La prova informatica.

Oggi la nostra società usa i computer e i dispositivi mobili come forma principale di comunicazione; si usa molto più la email che le lettere, ci si scambia più messaggi tramite WhatsApp e Skype che tramite SMS, tutti i documenti che scriviamo in realtà passano attraverso una applicazione di videoscrittura come Word. A pensarci bene, anche il vecchio fax altro non è che uno scanner collegato a un modem e una stampante. Purtroppo tutto ciò crea un grossissimo problema nelle aule di tribunale: i documenti informatici sono estremamente labili e difficilmente accettabili come prova informatica, o addirittura come indizio, in quanto possono essere manipolati fin troppo facilmente senza lasciare tracce.

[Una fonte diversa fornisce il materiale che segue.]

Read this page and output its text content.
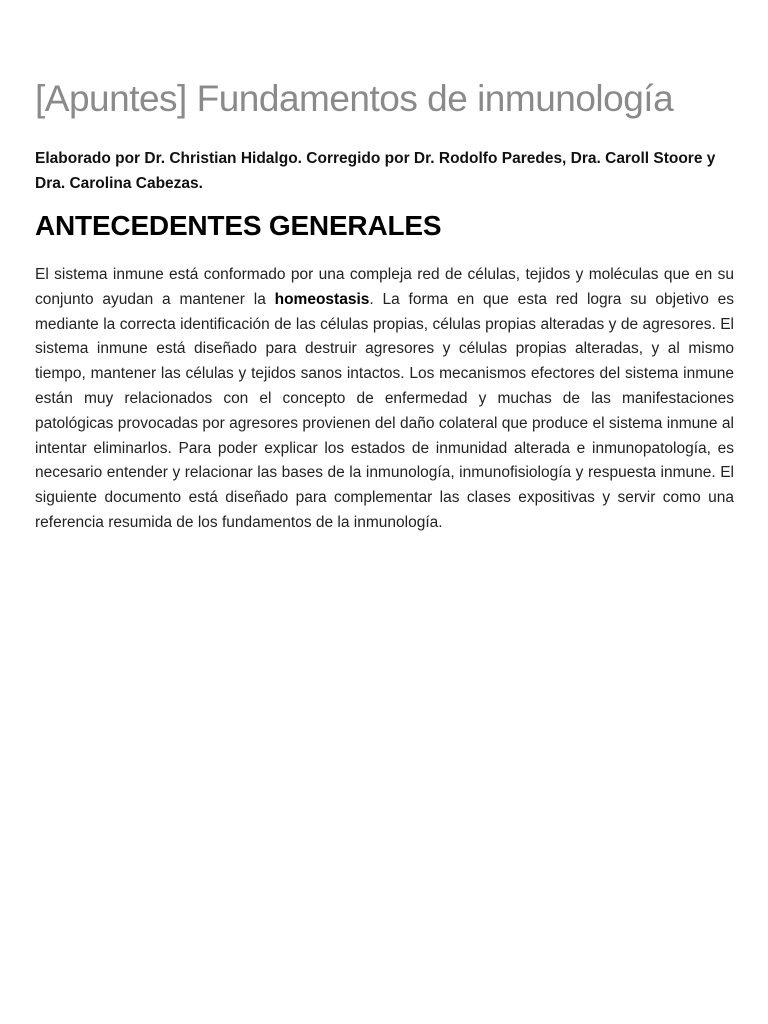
[Apuntes] Fundamentos de inmunología

Elaborado por Dr. Christian Hidalgo. Corregido por Dr. Rodolfo Paredes, Dra. Caroll Stoore y Dra. Carolina Cabezas.

ANTECEDENTES GENERALES

El sistema inmune está conformado por una compleja red de células, tejidos y moléculas que en su conjunto ayudan a mantener la homeostasis. La forma en que esta red logra su objetivo es mediante la correcta identificación de las células propias, células propias alteradas y de agresores. El sistema inmune está diseñado para destruir agresores y células propias alteradas, y al mismo tiempo, mantener las células y tejidos sanos intactos. Los mecanismos efectores del sistema inmune están muy relacionados con el concepto de enfermedad y muchas de las manifestaciones patológicas provocadas por agresores provienen del daño colateral que produce el sistema inmune al intentar eliminarlos. Para poder explicar los estados de inmunidad alterada e inmunopatología, es necesario entender y relacionar las bases de la inmunología, inmunofisiología y respuesta inmune. El siguiente documento está diseñado para complementar las clases expositivas y servir como una referencia resumida de los fundamentos de la inmunología.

Per questo motivo iniziano a nascere invece oggetti “immodificabili e certi” come i PDF firmati digitalmente, con data certa, le comunicazioni via PEC ecc. che garantiscono, tra le altre cose, elementi importanti come

  • la data di creazione
  • la data di firma
  • la non modifica,
  • l’esistenza in vita

e così via, aggiungendo valore legale a un oggetto che altrimenti non potrebbe in alcun modo essere utilizzato come prova informatica.

Purtroppo ad oggi questi tipi di documenti informatici non sono né diffusi né impiegati quotidianamente, lasciandoci ad affrontare una norma fatta di tantissimi oggetti privi di qualunque valore legale.

Come si può fare per ottenere una prova informatica?

Esistono metodi per certificare lo stato di un normale documento informatico in una determinata situazione nel tempo, che possono fare assurgere i documenti normalmente impiegati al valore di indizio o prova informatica; questi metodi sono riconosciuti da tutti i paesi firmatari della convenzione di Budapest del 2001, ratificata dall’Italia con la Legge 18 marzo 2008, n. 48 .

L’applicazione di queste metodologie permette ad un perito informatico infatti di presentare documenti informatici dotati di valore probatorio “adottando misure tecniche dirette ad assicurare la conservazione dei dati originali e ad impedirne l’alterazione” (art. 244, comma 2, secondo periodo, del codice di procedura penale)

Ovviamente questa metodologia di approccio diventa difficilmente attaccabile anche in campo civilistico, portando pertanto tali metodi di lavoro anche in questo secondo campo.

Giacendo l’onere di provare i fatti in capo all’attore della causa civile semmai il fatto di ottenere documenti con valore certo può diventare ancora più importante in campo civile che in quello penale.